- Theatrical release poster
- Directed by: Boopathy Pandian
- Written by: Boopathy Pandian
- Produced by: T. Ajay Kumar
- Starring: Vishal Priyamani
- Cinematography: Vaidy S
- Edited by: G. Sasikumar
- Music by: Mani Sharma
- Production company: Sri Lakshmi Productions
- Release date: 28 September 2007;
- Running time: 145 minutes
- Country: India
- Language: Tamil

= Malaikottai =

2007 Indian Tamil film

Malaikottai is a 2007 Indian Tamil-language action film written and directed by Boopathy Pandian. The film stars Vishal, Priyamani, Devaraj, Ajay, Ashish Vidyarthi, and Urvashi. The music was composed by Mani Sharma, while the cinematography and editing were handled by Vaidy S and G. Sasikumar respectively. The film was released on 28 September 2007 and became a commercial success.

== Plot ==
Anbu, a happy-go-lucky engineering student, lives with his family in Pattukottai and has fun with his friends. One day, Anbu gets into a fracas with a local politician and his henchmen while trying to save his friend, where he gets arrested and has a case registered against him. The local court gives him conditional bail, provided that he signs the register in a Trichy Fort police station. On the way to the police station, Anbu sees a college girl named Malar and falls in love with her. The police station, where Anbu has to sign daily, is handled by his uncle Inspector Kandasamy, whose ex-lover Kamala is the head constable at the station. Anbu kindles his uncle's love life and makes merry at Malar's college.

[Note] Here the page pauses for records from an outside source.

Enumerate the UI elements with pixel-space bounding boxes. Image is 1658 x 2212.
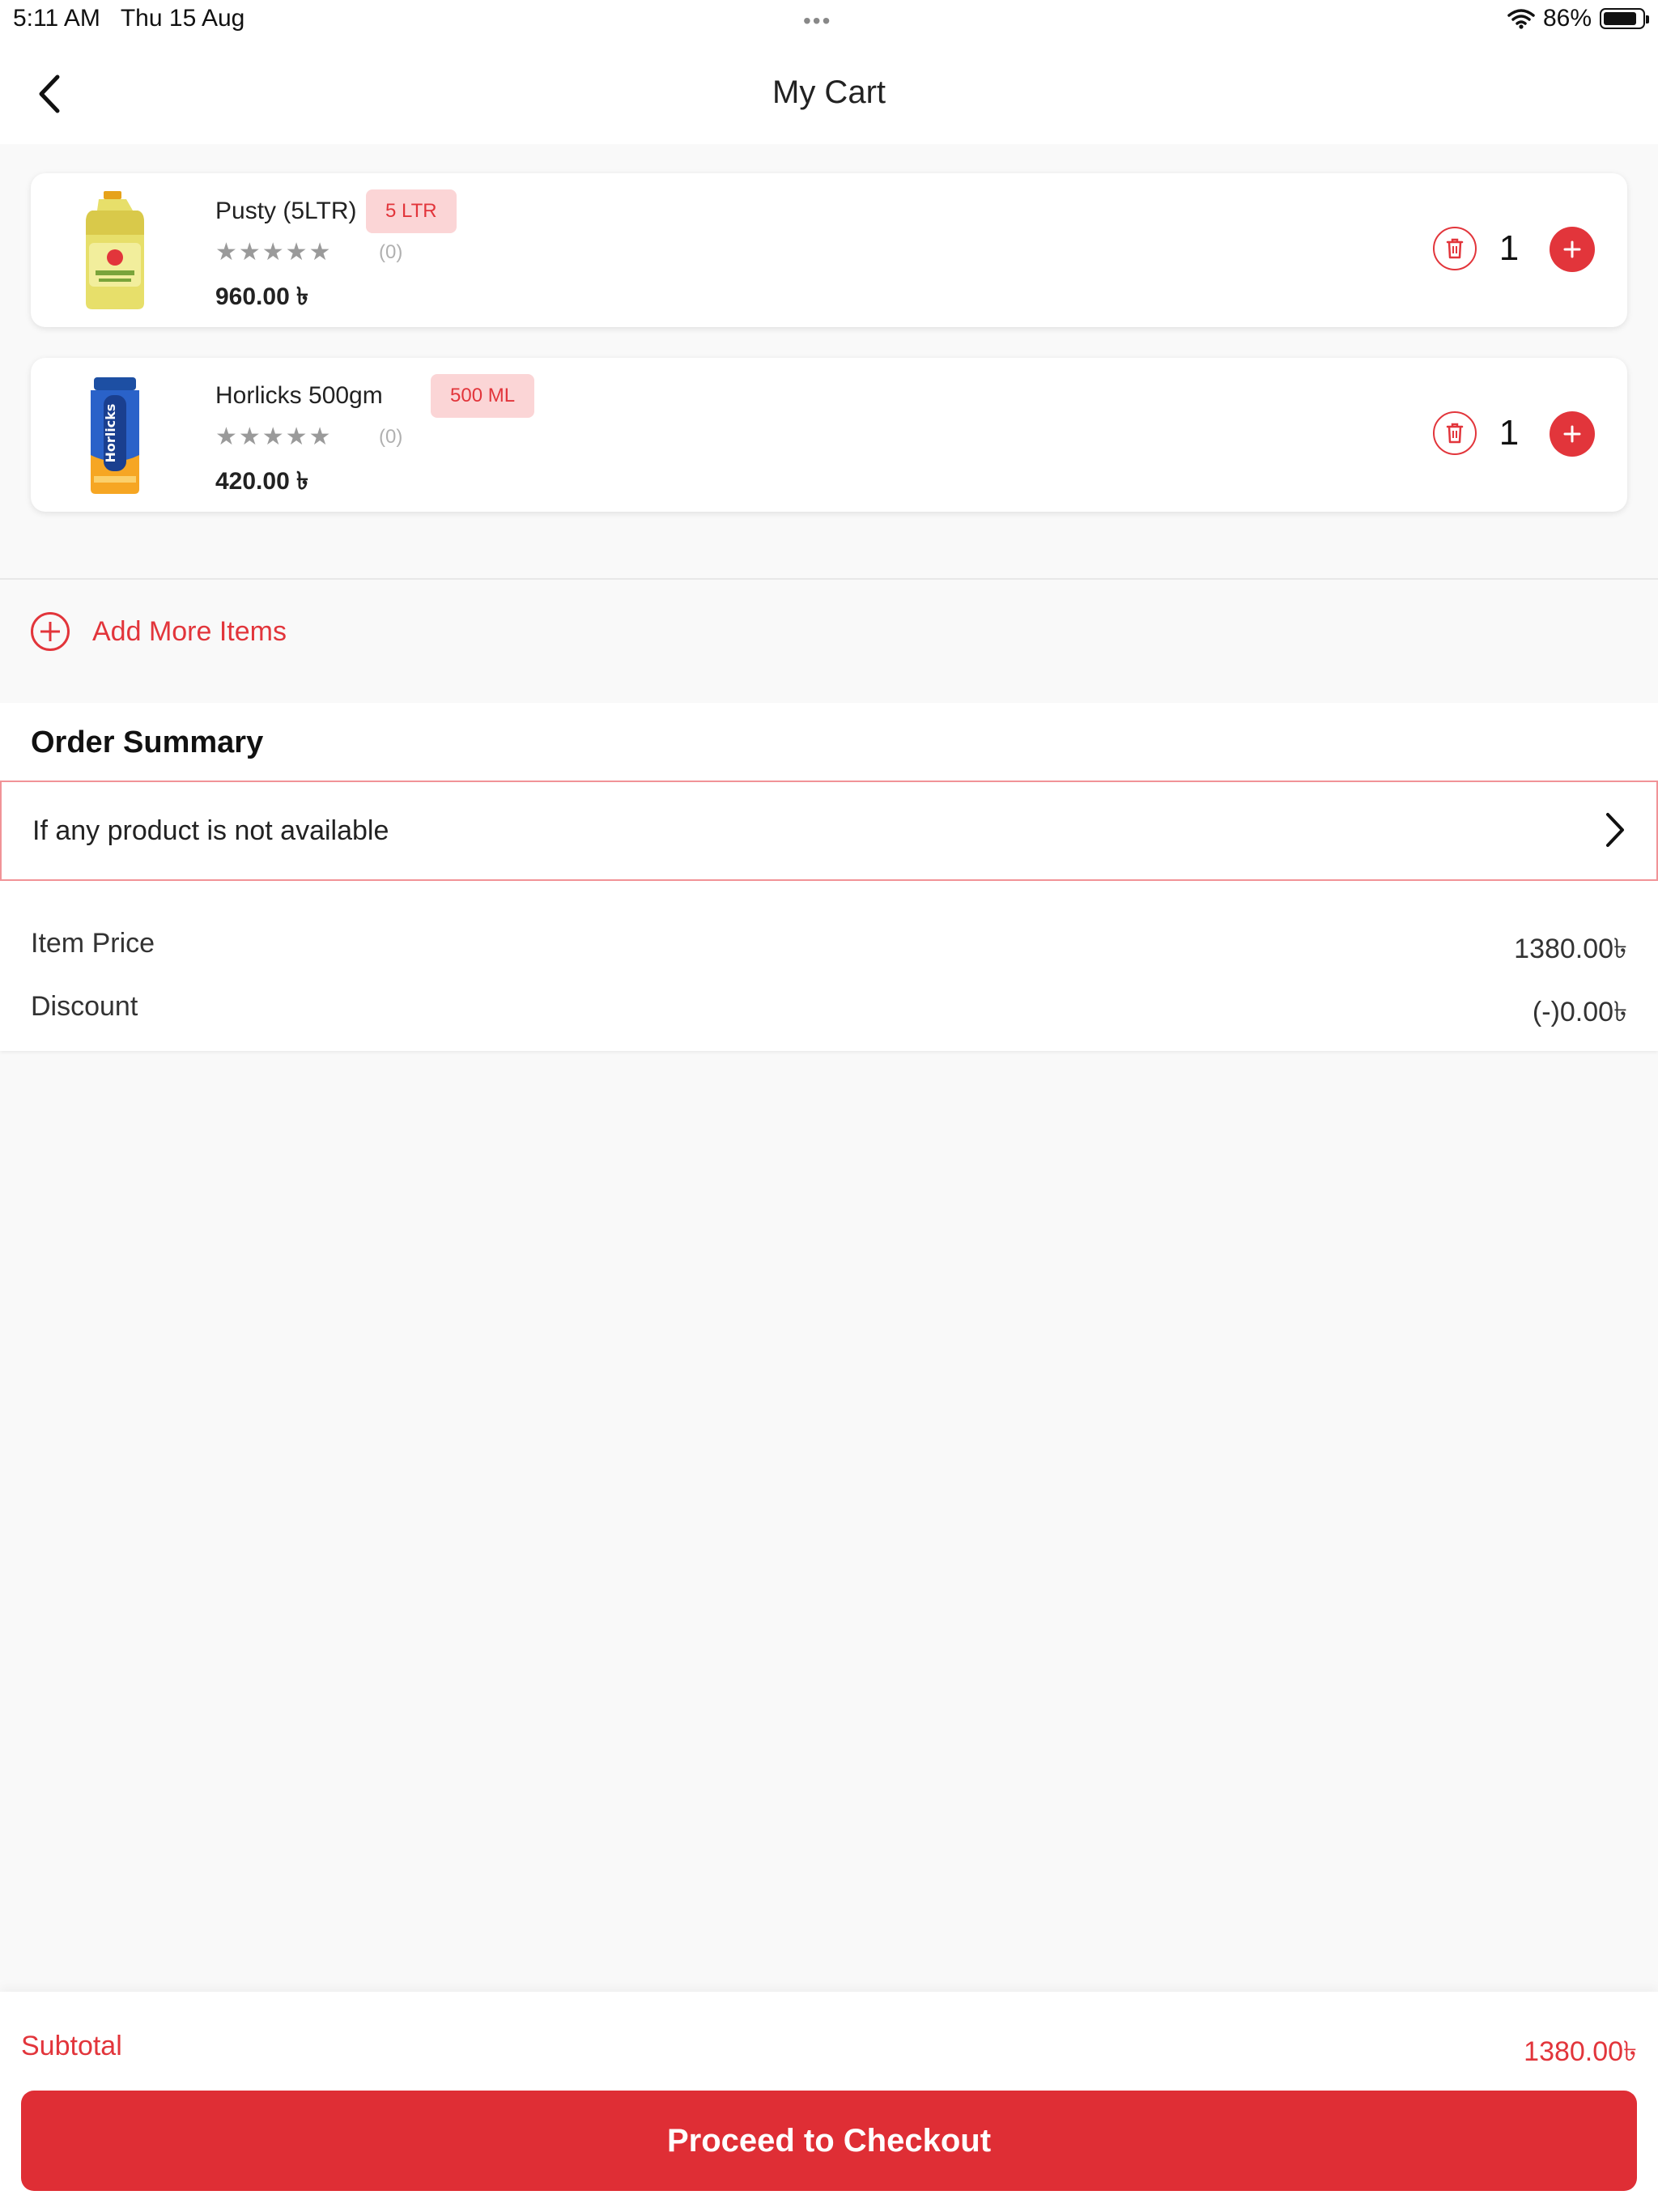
remove-item-button[interactable]	[1433, 227, 1477, 270]
unavailable-product-label: If any product is not available	[32, 815, 389, 846]
status-time: 5:11 AM	[13, 5, 100, 32]
product-price: 420.00 ৳	[215, 468, 309, 495]
trash-icon	[1446, 238, 1464, 259]
subtotal-label: Subtotal	[21, 2031, 122, 2061]
quantity-value: 1	[1499, 413, 1520, 453]
battery-fill	[1604, 12, 1636, 25]
increase-quantity-button[interactable]	[1550, 411, 1595, 457]
status-time-date: 5:11 AM Thu 15 Aug	[13, 5, 244, 32]
subtotal-value: 1380.00৳	[1524, 2036, 1637, 2067]
status-date: Thu 15 Aug	[120, 5, 245, 32]
add-circle-icon	[31, 612, 70, 651]
rating-stars: ★★★★★	[215, 239, 333, 266]
svg-text:Horlicks: Horlicks	[103, 404, 118, 463]
add-more-items-button[interactable]: Add More Items	[31, 612, 287, 651]
cart-item: Horlicks Horlicks 500gm 500 ML ★★★★★ (0)…	[31, 358, 1627, 512]
proceed-to-checkout-button[interactable]: Proceed to Checkout	[21, 2091, 1637, 2191]
discount-value: (-)0.00৳	[1532, 997, 1627, 1027]
rating-count: (0)	[379, 426, 403, 448]
chevron-right-icon	[1606, 813, 1624, 847]
status-right: 86%	[1507, 5, 1649, 32]
order-summary: Order Summary If any product is not avai…	[0, 703, 1658, 1051]
plus-icon	[1563, 240, 1581, 258]
nav-bar: My Cart	[0, 40, 1658, 144]
battery-icon	[1600, 8, 1649, 29]
remove-item-button[interactable]	[1433, 411, 1477, 455]
rating-count: (0)	[379, 241, 403, 263]
battery-percent: 86%	[1542, 5, 1592, 32]
product-image-horlicks-jar: Horlicks	[91, 377, 139, 494]
product-name[interactable]: Horlicks 500gm	[215, 382, 383, 410]
increase-quantity-button[interactable]	[1550, 227, 1595, 272]
status-bar: 5:11 AM Thu 15 Aug ••• 86%	[0, 0, 1658, 40]
variant-badge: 5 LTR	[366, 189, 457, 233]
rating-stars: ★★★★★	[215, 423, 333, 450]
product-price: 960.00 ৳	[215, 283, 309, 310]
trash-icon	[1446, 423, 1464, 444]
quantity-value: 1	[1499, 228, 1520, 268]
product-image-oil-bottle	[86, 191, 144, 309]
add-more-items-label: Add More Items	[92, 615, 287, 647]
divider	[0, 578, 1658, 580]
order-summary-title: Order Summary	[31, 725, 264, 759]
cart-item: Pusty (5LTR) 5 LTR ★★★★★ (0) 960.00 ৳ 1	[31, 173, 1627, 327]
variant-badge: 500 ML	[431, 374, 535, 418]
wifi-icon	[1507, 9, 1535, 29]
plus-icon	[1563, 425, 1581, 443]
product-name[interactable]: Pusty (5LTR)	[215, 198, 356, 225]
discount-label: Discount	[31, 991, 138, 1022]
page-title: My Cart	[772, 74, 886, 110]
checkout-bar: Subtotal 1380.00৳ Proceed to Checkout	[0, 1992, 1658, 2212]
unavailable-product-option[interactable]: If any product is not available	[0, 781, 1658, 881]
item-price-label: Item Price	[31, 928, 155, 959]
item-price-value: 1380.00৳	[1514, 934, 1627, 964]
multitasking-dots-icon[interactable]: •••	[803, 8, 831, 34]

Meanwhile, Trichy is run by a powerful politician named Palani and his brother Guna, who have killed the local RDO in cold blood, watched by a huge crowd of onlookers. While trying to save Malar from a situation with Palani, Anbu ends up getting the wrath of Palani and his brothers. Although Malar's mother wants to move away from the city, Anbu and his aunt convince her to stay and makes Anbu as her protector. After seeing his care, Malar slowly falls for Anbu. Palani causes problems for Anbu, but Anbu overcomes them and gets Palani killed by Kandasamy in an encounter. Malar and Anbu graduates from college and they get married.

== Production ==
Principal photography commenced on 12 May 2007, at the Kumbakonam Mahamaham tank with picturisation of a song on Vishal. This was followed by shooting near the Srirangam temple, Tiruchirapalli central bus stand, Kollidam bridge, Thiruvaiyaru court and near the Cauvery bridge in Tiruchirapalli.

== Soundtrack ==
The music was composed by Mani Sharma. It includes a remix of "Yeh Aatha", composed by Ilaiyaraaja for the 1982 film Payanangal Mudivathillai. Karthik Srinivasan of Milliblog wrote "Ye aatha's remix rocks only because the source itself is a cracker of a track, conjured decades back. That says much less about Manisharma's score in Malaikottai – commonplace, uninspired and adequately boring". Contrarily, popular opinion is that even the other songs, original music creation by Mani Sharma, have been quite catchy and well received, to be considered a successful original soundtrack!

| Song | Lyricist | Singers | Time |
| "Devathaye Vaa Vaa" | Yugabharathi | Vijay Yesudas | 04:34 |
| "Kantha Kadamba" | Na. Muthukumar | Naveen Madhav | 05:23 |
| "Oh Baby" | Yugabharathi | Rahul Nambiar | 04:37 |
| "Uyire Uyire" | Ranjith, Rita Thyagarajan | 05:02 |
| "Yeh Aatha" | Gangai Amaran | Tippu, Anuradha Sriram | 04:01 |

== Release and reception ==

Rediff.com wrote that "Director G Boopathy Pandian probably thought he had the next best story since Ben-Hur, and fell prey to the ever-present Director's Folly". Sify described the film as a "big let-down". Chithra of Kalki wrote the screenplay is fast-paced and creates interest. Despite some scenes remind of seeing earlier, Bhoopathy Pandian has achieved what he want to. Malini Mannath of Chennai Online wrote "It's all that we have seen in earlier films. But it is the clever blend of action, comedy and sentiment, and it's racy narrative style, that keeps one engaged through 'Malaikottai'. The casting of actors in roles contrasting to their image works well here". Reviewing the Telugu-dubbed version Bhayya, Idlebrain.com wrote, "The plus points of the film are entertainment (aimed at masses) and action sequences. On the flipside, there is lot of violence in the film and Tamil nativity could be a problem too". Cinesouth appreciated the action and comedy sequences, but criticised the music and the film's use of clichéd villains.

== Impact ==
Priyamani, who previously played a rural, de-glamourised girl in Paruthiveeran (2007), shed that image by playing a modern, glamorous girl in Malaikottai, and the film was also responsible for making her a "commercially viable heroine" in Tamil films.